British skatepark a perfect fit for Asia
Multistorey facility in Folkestone suits dense urban areas like Hong Kong
Skateboarding is booming in Asia. When skateboarders first started clattering around Hong Kong plazas in the 1980s, they were moved on by security, and notices went up to deter them. The Leisure and Cultural Services Department was initially sceptical about skateparks, but eventually approved one in Lai Chi Kok Park that opened in 2000. Now Hong Kong has almost 20.
Skateboarding was included in the 2010 Asian Games in Guangzhou, and when it debuted as an Olympic sport at the Tokyo Summer Games in 2021, Japan took five of 12 medals, with two going to the US, where skateboarding had its mid-20thcentury street roots in freespirited California.
The number of skateboarders, now in the millions, continues to grow, so demand for skateparks will almost certainly increase. That presents a challenge in a dense city like Hong Kong, where space is at a premium.
Architect Guy Hollaway has a solution. He says “the concept of the multistorey skatepark enables you to place the building in the heart of a city, where it is accessible by public transport and can be enjoyed by many more young people”.
The first such facility he designed opened in April, not in Asia but the small English seaside town of Folkestone. The dramatically jutting, angular building called F51 offers three stacked levels of skatepark.
Hollaway, the founder of the UK-based architectural practice Hollaway Studio, is adamant to share the credit with the tycoon who instigated the scheme, Sir Roger de Haan, founder of the Saga Group, which provides products for the over-50s. “He’s like a wannabe architect and he gets involved,” Hollaway says.
Both men had concluded that a proposed multistorey car park for the site looked “boring”, and de Haan asked for a skatepark to be integrated. The design evolved until, as Hollaway says, “this idea of a multistorey skatepark was born”.
F51 sits besides Folkestone’s Creative Quarter, where quaint, colourful old buildings line steep streets. The new 3,250 square metre building could not be more different. Sheathed in crushed metal penetrated by small triangular windows, the building has an angular shape that tapers outwards, the sharp rounded corner facing the sea not unlike a ship’s prow cutting a path towards it.
Curved concrete bulges over the entrance and undulations across the ground floor’s fluid ceiling indicate the undersides of “bowls” in the skatepark on the floor above.

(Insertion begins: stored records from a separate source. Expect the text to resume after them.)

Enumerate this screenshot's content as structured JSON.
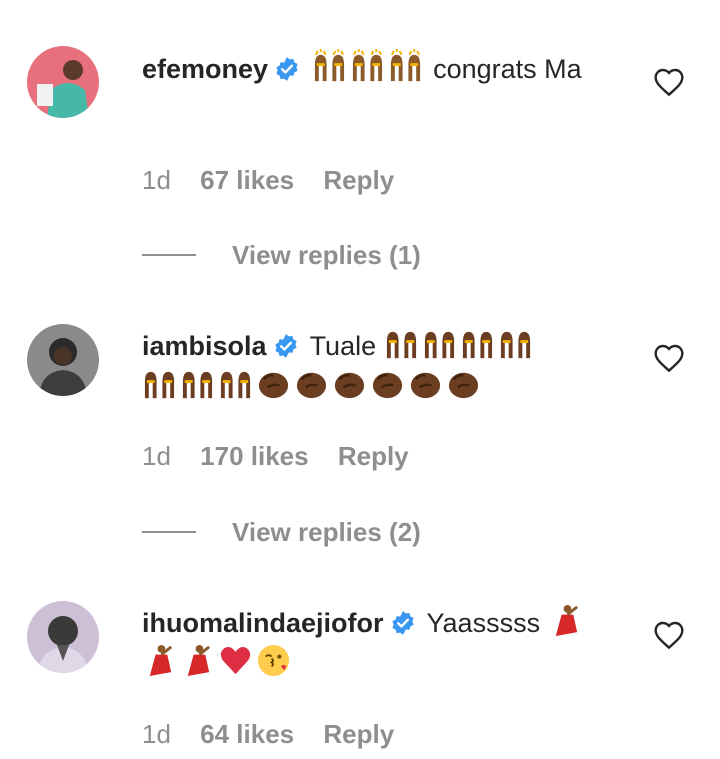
{
  "colors": {
    "username": "#262626",
    "meta": "#8e8e8e",
    "verified": "#3897f0",
    "heart_outline": "#262626"
  },
  "comments": [
    {
      "username": "efemoney",
      "verified": true,
      "avatar": "avatar-efemoney",
      "text_before": "",
      "emojis_a": [
        "raising-hands",
        "raising-hands",
        "raising-hands"
      ],
      "text_after": "congrats Ma",
      "emojis_b": [],
      "time": "1d",
      "likes": "67 likes",
      "reply": "Reply",
      "view_replies": "View replies (1)"
    },
    {
      "username": "iambisola",
      "verified": true,
      "avatar": "avatar-iambisola",
      "text_before": "Tuale",
      "emojis_a": [
        "raising-hands",
        "raising-hands",
        "raising-hands",
        "raising-hands",
        "raising-hands",
        "raising-hands",
        "raising-hands",
        "clapping-hands",
        "clapping-hands",
        "clapping-hands",
        "clapping-hands",
        "clapping-hands",
        "clapping-hands"
      ],
      "text_after": "",
      "emojis_b": [],
      "time": "1d",
      "likes": "170 likes",
      "reply": "Reply",
      "view_replies": "View replies (2)"
    },
    {
      "username": "ihuomalindaejiofor",
      "verified": true,
      "avatar": "avatar-ihuomalindaejiofor",
      "text_before": "Yaasssss",
      "emojis_a": [
        "dancer",
        "dancer",
        "dancer",
        "red-heart",
        "face-blowing-kiss"
      ],
      "text_after": "",
      "emojis_b": [],
      "time": "1d",
      "likes": "64 likes",
      "reply": "Reply",
      "view_replies": ""
    }
  ]
}
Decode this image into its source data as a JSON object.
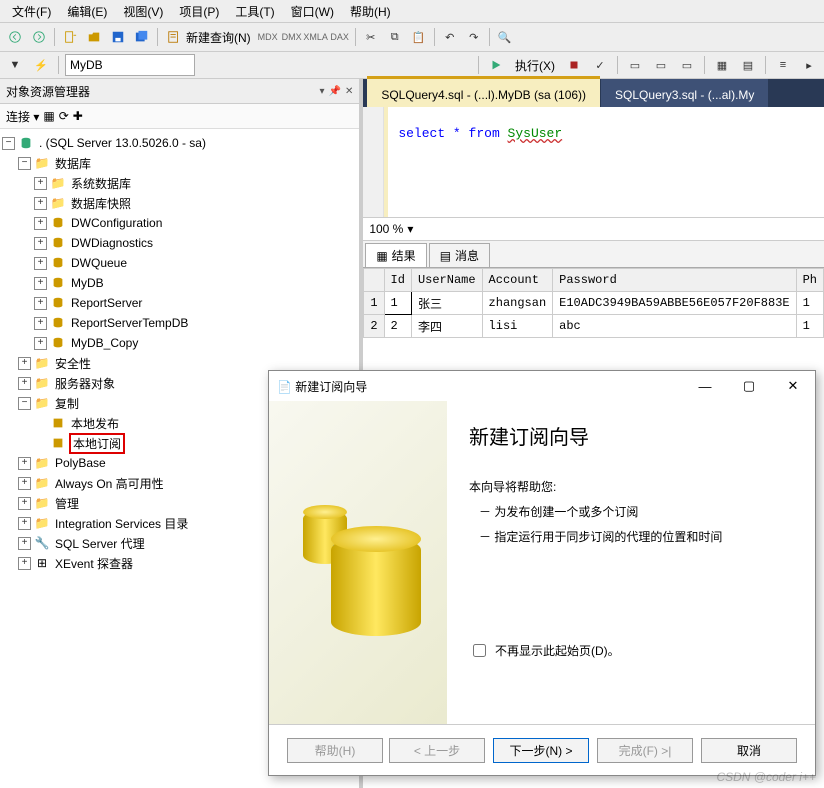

Behind the reception desk and cafe counter, the wall is lined with skateboards printed with art from local brands and creatives.
But F51 is not all skateboarding. Boxing facilities lie beyond the reception area, and from the first floor, 600 square metres of climbing wall rises three storeys towards skylights in the roof.
BMX bikers are welcome on the skatepark and, Hollaway notes, they affected the design: “Bikes can cover greater distance and travel through the air further and higher, so it’s pretty critical that floor-to-ceiling heights are right.”
The first-floor skatepark, designed by specialists Maverick Skateparks, is cast in concrete and includes a monster bowl 2.9 metres deep with a rim lined with mosaic. This is a nod to the swimming pools of LA’s Dogtown area, which local skaters famously plunged into in 1976/77.
The skateparks on the second and third floors are larger because the building gets wider, but they are gentler. Both are crafted by specialists Cambian Action, which applied artisan skills to the plywood surfacing. The material is much more sustainable than concrete, and as Hollaway says, wood “gives you friction, it’s easier”. The total skateboarding area is 1,873 square metres.
The split across three levels affords freedom in programming so that a floor may be timeallocated to beginners, professionals or competitions. Femaleonly usage slots are important, because girls drive much of the sport’s growth worldwide. At the games in Tokyo, two 13-year-old girls took gold and silver medals, suggesting longer careers ahead of them and a further skewing away from the male dominance the sport once had. Hong Kong requires Olympic competitors to be 18 years or older.
F51’s skatepark levels are unheated but sealed to the outside because, as Holloway says, “after investigating the impact of weather, the decision was made to shroud the building in a waterproof facade. The slightest bit of moisture on the concrete bowls can render the surface unskatable.”
Hong Kong’s skateparks are open air (with a rare exception of Sk85ive2 in Kwun Tong), but weatherproofing would be a game-changer, especially during hot, wet summers. In Folkestone, air is constantly refreshed to remove the heat and carbon dioxide generated from the sport inside, and the controlled internal climate also guarantees competition and events.
“If you’ve got people flying in from America to skate, they can’t be told it’s not open,” Hollaway says.
Now that a multistorey skatepark has been realised, he adds, there is a future for similar facilities beyond Folkestone.
“In cities such as Hong Kong where land is scarce and of high value, this design provides an opportunity to make the sports more accessible and inclusive,” Hollaway says.